Instructions for Writing Learning Objectives and Content
- The learning objectives will appear in the meeting materials EXACTLY as they are entered on the Program Information Form. Please type carefully, and:
- End each objective with a period.
- Use upper and lower case appropriately.
- Do not abbreviate or use unusual characters.
- A learning objective (1) is very brief and (2) states the purpose of the presentation in terms of enabling the attendee to do something that can be measured. Therefore the objective should begin with a verb, followed by a short description of what specific task an attendee could expect to perform after participating in the session.
- Begin each objective with one of the following measurable verbs: Describe, Explain, Identify, Discuss, Compare, Define, Differentiate, List.
- Make a separate objective for each action. Example: Define sleep deprivation and the consequences. These are two separate actions and should be split into two objectives as follows: 1. Define sleep deprivation, 2. List the consequences of sleep deprivation.
- A 60-90 minute session should contain no more than 2-3 learning objectives.
- Learning objectives define the expected outcome for the learner within the classroom environment.
- Learning objectives must be measurable within the time allotted to the classroom setting.
- Speakers must cover all learning objectives and content submitted on the Program Information Form.
- The program content must be presented in the time allotted for the session. Likewise, it is expected that speakers use the full amount of time allotted for their session with lecture, discussion, or question and answer time.
- When preparing the program content, speakers should ensure that they have addressed all issues of equity as applicable to their session.
How Learning Objectives Will Be Used
The national professional organizations that grant ACHA continuing education accreditation require that each continuing education offering be evaluated by those in attendance. Each person who attends your session and requests continuing education credit will be asked to rate your presentation as to the extent the learning objective(s) were achieved.

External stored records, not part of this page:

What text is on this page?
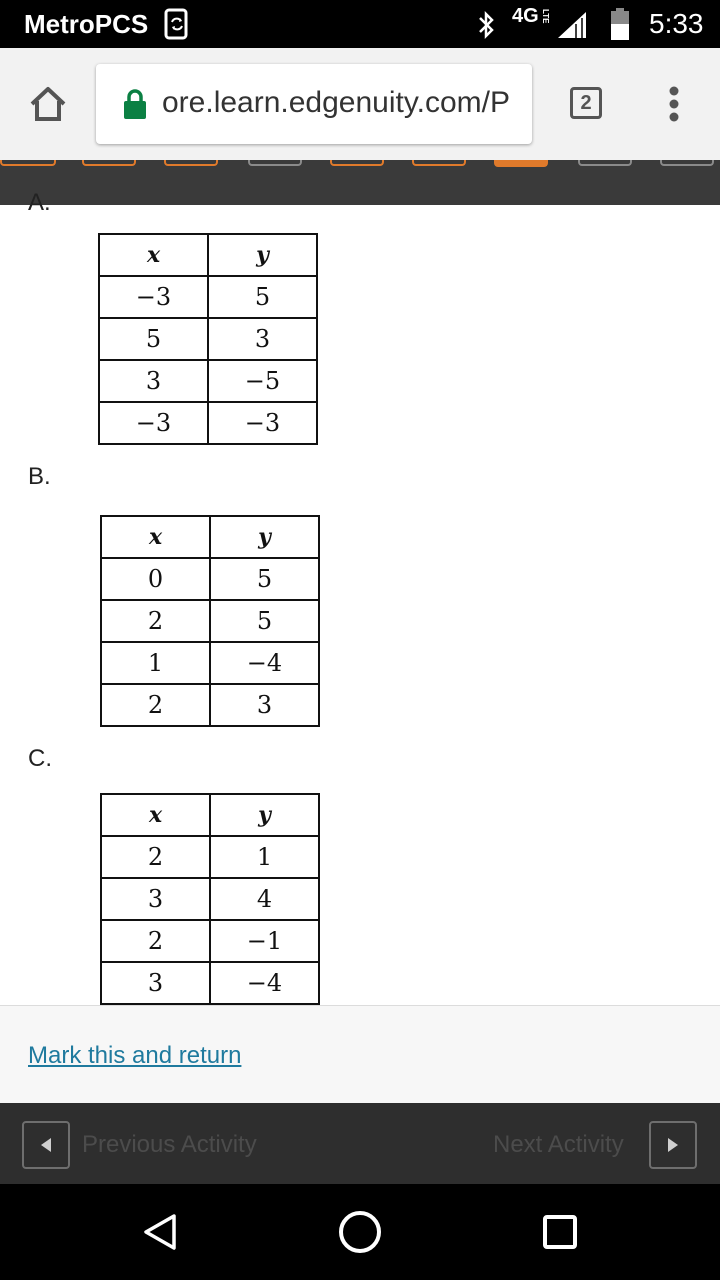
MetroPCS	4G LTE	5:33
ore.learn.edgenuity.com/P	2
A.
x	y
−3	5
5	3
3	−5
−3	−3
B.
x	y
0	5
2	5
1	−4
2	3
C.
x	y
2	1
3	4
2	−1
3	−4
Mark this and return
Previous Activity	Next Activity
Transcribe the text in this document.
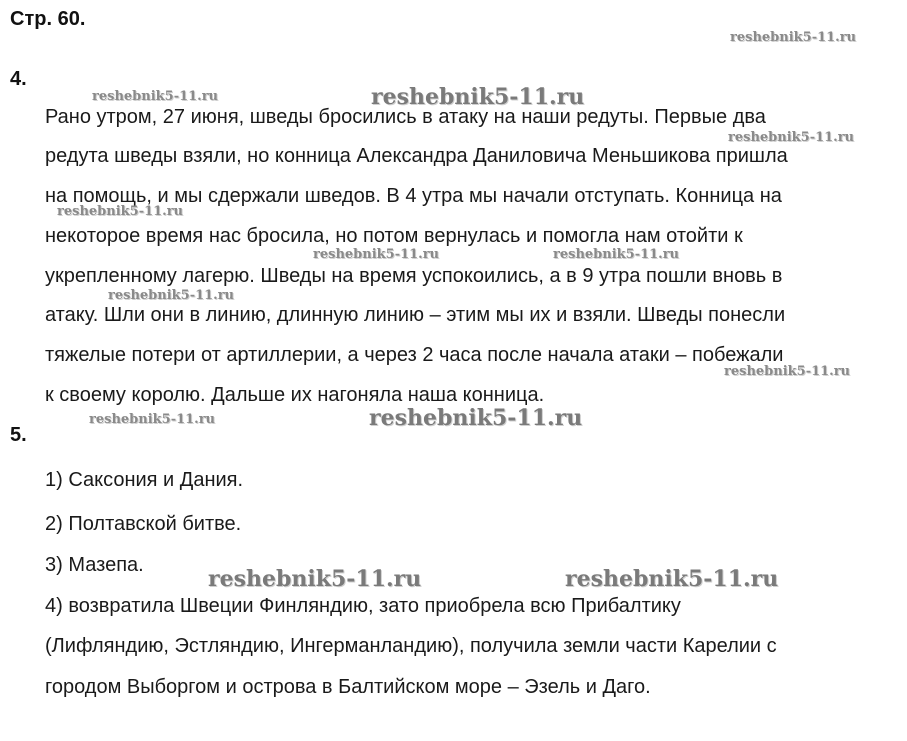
Стр. 60.
4.
Рано утром, 27 июня, шведы бросились в атаку на наши редуты. Первые два
редута шведы взяли, но конница Александра Даниловича Меньшикова пришла
на помощь, и мы сдержали шведов. В 4 утра мы начали отступать. Конница на
некоторое время нас бросила, но потом вернулась и помогла нам отойти к
укрепленному лагерю. Шведы на время успокоились, а в 9 утра пошли вновь в
атаку. Шли они в линию, длинную линию – этим мы их и взяли. Шведы понесли
тяжелые потери от артиллерии, а через 2 часа после начала атаки – побежали
к своему королю. Дальше их нагоняла наша конница.
5.
1) Саксония и Дания.
2) Полтавской битве.
3) Мазепа.
4) возвратила Швеции Финляндию, зато приобрела всю Прибалтику
(Лифляндию, Эстляндию, Ингерманландию), получила земли части Карелии с
городом Выборгом и острова в Балтийском море – Эзель и Даго.
reshebnik5-11.ru
reshebnik5-11.ru	reshebnik5-11.ru
reshebnik5-11.ru
reshebnik5-11.ru
reshebnik5-11.ru	reshebnik5-11.ru
reshebnik5-11.ru
reshebnik5-11.ru
reshebnik5-11.ru	reshebnik5-11.ru
reshebnik5-11.ru	reshebnik5-11.ru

Content can be described as the information that will be presented to meet each learning objective. Example:
Objective: Define sleep deprivation.
Content: degrees of sleep, quantity of sleep, quality of sleep, circadian factors
Quality of Content
- Be in the form of a brief list
- Be congruent with purpose and objectives
- Include details beyond a restatement of objectives
- Reflect the intent of the objectives
- Be evidence-based or based on the best available evidence
On the Program Submission Form, you will be asked to provide specific sources for your content. Please provide complete information for these sources so that program planners can easily access the information. Examples:
CDC Info on Diabetes
Seaquist, E.R., Addressing the Burden of Diabetes,
JAMA, Vol. 311, No. 2:62267-2268.
JAMA article on Diabetes
CDC 2010 Sexually Transmitted Diseases Guidelines
New STI Guidelines
University of Michigan Sleep Disorder Center, www.med.umich.edu/neuro/sleeplab/index.htm
Research from Michigan on Sleep Disorders
As you are developing your learning objectives, keep in mind that studies have shown that adults learn:
- By solving genuine problems (reviewing their own issues and daily encounters)
- By reflecting via analogy and comparison (comparing their own experiences or by comparing their experiences to the experiences of others)
- By practicing and applying new knowledge and strategies (time to practice, interact and discuss new application/strategy/knowledge)
- By developing a framework for application (creating plans for implementing change).
Please allow adequate time at the end of your presentation for a Question & Answer period. This allows participants to follow-up on key points from your presentation and also allows you to assess the extent to which your session’s learning objectives were achieved.